Afterward | Warrior Woman Film


Life after Cinequest… On the movie front, I’ve gotten some requests to apply to film festivals elsewhere, but my policy for the time being is to pull back on that unless it’s somewhere I really want to go. Seems like further festival activity (unless it’s something big) is not likely to help distribution, and that’s really the priority right now. So we shall see… Circus Road is just beginning now to approach distributors. That might be a long road as well, so, once again, I’m trying to cultivate patience.

Meanwhile, I just watched the 1939 version of “The Women,” which had been recommended by one of the friends to whom I’d sent the questions about women in film. I’d seen it eons ago, and it was great to revisit the terrific performances, particularly by Rosalind Russell as a mischief-making gossip, and Joan Crawford as a social-climbing home-wrecker. The movie was unique at the time because the cast was 100 percent female. The sensibility is archaic for us – society women with time on their hands being bitchy to each other and competitive (or is this the territory of things like “Desperate Housewives”? I haven’t seen it) – and the ultimate message is “swallow your pride and stand by your man.” But there are cross-currents of support among some of the women, and it is an absolute delight to see these amazingly talented actors doing their thing.

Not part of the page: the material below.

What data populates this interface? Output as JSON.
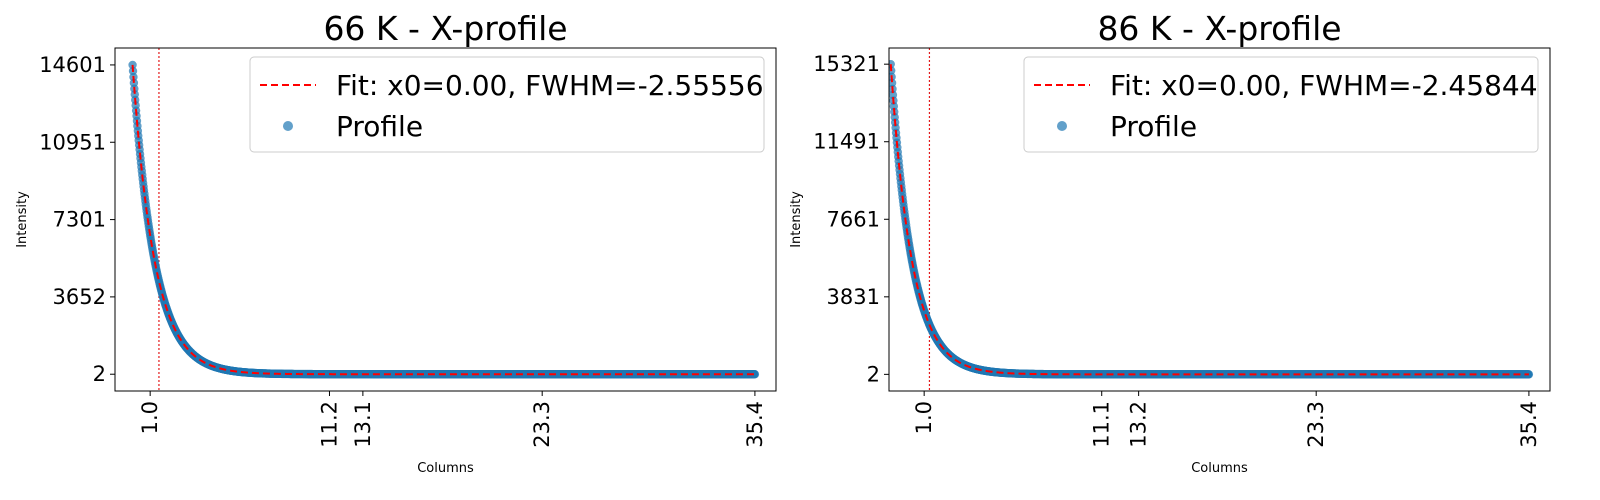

Before I left for Cinequest I watched Fellini’s “La Strada” (1954), another movie I hadn’t seen in eons. It’s just as brilliant and heartbreaking as I remembered it, with an incandescent performance by Giulietta Masina as the naïve, fey Gelsomina who has been purchased (a small wad of money to her mother) by abusive Zampanò (Anthony Quinn) to assist him as an itinerant entertainer. In a way, it’s Zampanò’s story – he doesn’t/can’t/won’t look at his own brutishness until finally the realization of it bursts at him from within and completely overwhelms him in a scene of wrenching anguish – but it is Gelsomina that everyone remembers when I mention the film. Here is a character who only needs a bit of tenderness to thrive in a brutal world, but she is constantly betrayed or abandoned, and finally she loses her spirit. In her odd way, she has hoped for love – when she has a chance to leave Zampanò and stay at a convent with a group of nuns, she goes with her man, horrible as he is. Women’s fate? There are two other minor but striking women characters as well – a woman that Zampanò picks up in a café – what happens to her? It won’t be good – and a widow who just wants a roll in the hay. She seems like a survivor, despite a hard life alone with a disabled child. The prospects are bleak, but it’s all gorgeously filmed in beautifully framed and lit black and white.